The treatment for akathisia differs from other acute forms of EPS, as anticholinergic medications are not effective for its intense restlessness. Instead, beta-blockers, with propranolol being a common choice, are a first-line treatment. Benzodiazepines, such as lorazepam, may also be prescribed to help manage the severe anxiety and agitation that can accompany akathisia.

For drug-induced parkinsonism that persists despite adjustments to the primary medication, another option is amantadine. This medication can increase dopamine activity in the brain, offering an alternative to anticholinergics. It is particularly useful for individuals who may not tolerate the side effects of those drugs.

Managing Long-Term and Severe Symptoms

While many forms of EPS resolve with medication changes, tardive dyskinesia (TD) presents a more complex challenge. Unlike acute symptoms, TD can be persistent and may even be permanent, continuing after the causative medication is stopped. The risk of TD increases with the duration of exposure to dopamine-blocking agents.
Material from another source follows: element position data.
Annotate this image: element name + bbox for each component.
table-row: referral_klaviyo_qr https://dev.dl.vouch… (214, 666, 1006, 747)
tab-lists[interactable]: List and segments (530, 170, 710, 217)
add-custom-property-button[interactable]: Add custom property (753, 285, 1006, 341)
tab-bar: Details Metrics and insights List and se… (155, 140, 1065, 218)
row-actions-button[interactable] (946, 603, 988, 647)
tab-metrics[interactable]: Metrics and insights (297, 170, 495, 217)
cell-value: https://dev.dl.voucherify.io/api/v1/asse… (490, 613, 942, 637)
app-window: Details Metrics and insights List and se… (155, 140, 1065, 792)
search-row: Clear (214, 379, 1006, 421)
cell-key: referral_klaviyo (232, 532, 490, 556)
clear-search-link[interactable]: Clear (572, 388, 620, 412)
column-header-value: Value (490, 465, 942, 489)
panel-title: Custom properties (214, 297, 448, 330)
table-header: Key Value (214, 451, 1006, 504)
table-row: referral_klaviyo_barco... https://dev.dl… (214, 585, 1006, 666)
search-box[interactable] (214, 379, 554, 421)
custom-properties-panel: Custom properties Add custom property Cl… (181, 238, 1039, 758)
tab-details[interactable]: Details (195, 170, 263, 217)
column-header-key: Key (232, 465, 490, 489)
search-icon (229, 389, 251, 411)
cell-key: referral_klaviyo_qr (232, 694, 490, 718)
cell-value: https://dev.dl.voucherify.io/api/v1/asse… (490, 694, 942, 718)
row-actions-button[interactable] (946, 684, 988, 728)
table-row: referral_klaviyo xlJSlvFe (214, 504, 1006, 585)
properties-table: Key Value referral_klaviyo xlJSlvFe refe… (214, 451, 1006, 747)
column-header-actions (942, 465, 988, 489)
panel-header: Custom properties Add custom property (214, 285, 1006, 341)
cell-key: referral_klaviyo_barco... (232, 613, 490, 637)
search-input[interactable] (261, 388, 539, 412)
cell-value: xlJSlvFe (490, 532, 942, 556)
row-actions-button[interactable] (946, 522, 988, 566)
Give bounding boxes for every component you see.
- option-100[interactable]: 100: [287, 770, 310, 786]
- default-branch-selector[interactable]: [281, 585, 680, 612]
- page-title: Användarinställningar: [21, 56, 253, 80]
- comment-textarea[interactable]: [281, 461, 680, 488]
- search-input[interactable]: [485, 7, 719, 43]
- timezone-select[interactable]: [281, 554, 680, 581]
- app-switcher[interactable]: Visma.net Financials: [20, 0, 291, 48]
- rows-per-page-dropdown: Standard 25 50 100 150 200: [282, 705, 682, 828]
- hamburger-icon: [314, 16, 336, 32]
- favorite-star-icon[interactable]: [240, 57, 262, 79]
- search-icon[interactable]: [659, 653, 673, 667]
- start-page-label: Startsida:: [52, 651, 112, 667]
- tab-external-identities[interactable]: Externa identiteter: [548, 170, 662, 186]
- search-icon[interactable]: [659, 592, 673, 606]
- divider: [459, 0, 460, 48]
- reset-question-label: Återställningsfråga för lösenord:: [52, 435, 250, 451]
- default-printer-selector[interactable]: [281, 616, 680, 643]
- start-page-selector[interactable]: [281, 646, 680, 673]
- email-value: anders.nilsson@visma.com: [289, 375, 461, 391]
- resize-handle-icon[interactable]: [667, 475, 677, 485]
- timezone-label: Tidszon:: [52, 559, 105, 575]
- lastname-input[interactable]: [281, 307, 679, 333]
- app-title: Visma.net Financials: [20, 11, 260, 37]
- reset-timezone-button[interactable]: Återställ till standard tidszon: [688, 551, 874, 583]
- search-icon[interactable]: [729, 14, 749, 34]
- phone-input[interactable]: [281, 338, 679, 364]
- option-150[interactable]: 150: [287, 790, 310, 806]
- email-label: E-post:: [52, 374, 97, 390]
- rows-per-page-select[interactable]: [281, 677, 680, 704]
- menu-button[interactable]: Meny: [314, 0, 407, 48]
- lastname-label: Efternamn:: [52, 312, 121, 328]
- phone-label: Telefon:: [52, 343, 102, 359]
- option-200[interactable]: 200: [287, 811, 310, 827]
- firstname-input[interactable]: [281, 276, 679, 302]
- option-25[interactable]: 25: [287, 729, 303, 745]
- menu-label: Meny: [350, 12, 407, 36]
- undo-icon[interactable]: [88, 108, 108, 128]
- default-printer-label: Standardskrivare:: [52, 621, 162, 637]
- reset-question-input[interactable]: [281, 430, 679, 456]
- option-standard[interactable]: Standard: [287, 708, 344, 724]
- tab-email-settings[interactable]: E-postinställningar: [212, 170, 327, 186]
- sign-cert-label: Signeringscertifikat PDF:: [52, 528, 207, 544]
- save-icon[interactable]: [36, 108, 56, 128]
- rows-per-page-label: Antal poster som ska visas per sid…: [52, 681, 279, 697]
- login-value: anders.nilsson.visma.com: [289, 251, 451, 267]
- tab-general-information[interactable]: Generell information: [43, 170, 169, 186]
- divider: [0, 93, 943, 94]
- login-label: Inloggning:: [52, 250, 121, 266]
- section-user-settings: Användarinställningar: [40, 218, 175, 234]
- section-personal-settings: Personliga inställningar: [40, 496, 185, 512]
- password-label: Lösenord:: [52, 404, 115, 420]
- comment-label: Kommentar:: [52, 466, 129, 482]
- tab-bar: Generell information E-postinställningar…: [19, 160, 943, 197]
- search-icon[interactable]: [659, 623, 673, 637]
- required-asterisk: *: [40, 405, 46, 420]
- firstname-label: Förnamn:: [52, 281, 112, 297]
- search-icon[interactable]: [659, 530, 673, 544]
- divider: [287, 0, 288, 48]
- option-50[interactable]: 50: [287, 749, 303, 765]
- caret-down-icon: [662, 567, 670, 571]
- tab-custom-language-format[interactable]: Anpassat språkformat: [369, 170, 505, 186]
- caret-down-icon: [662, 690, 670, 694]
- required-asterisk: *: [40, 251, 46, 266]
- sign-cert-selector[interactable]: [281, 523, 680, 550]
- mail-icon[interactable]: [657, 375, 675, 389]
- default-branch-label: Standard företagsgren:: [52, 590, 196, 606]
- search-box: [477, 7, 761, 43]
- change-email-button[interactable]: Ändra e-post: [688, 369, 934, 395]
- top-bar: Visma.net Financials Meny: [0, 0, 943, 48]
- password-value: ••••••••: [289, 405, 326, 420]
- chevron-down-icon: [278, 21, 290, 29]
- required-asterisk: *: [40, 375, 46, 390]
The primary treatments for TD are different from those for other EPS. The main class of drugs approved for TD are vesicular monoamine transporter 2 (VMAT2) inhibitors, such as valbenazine and deutetrabenazine. These medications work by reducing the amount of dopamine released in the brain, which helps lessen the involuntary movements of TD. Tetrabenazine, an older VMAT2 inhibitor, has also been used but is associated with a different side effect profile.

Managing long-term symptoms requires ongoing communication with a healthcare provider. Regular monitoring, sometimes using tools like the Abnormal Involuntary Movement Scale (AIMS), helps in the early detection and tracking of TD. This allows for timely intervention, which may involve adjusting medications or starting a VMAT2 inhibitor to control symptoms.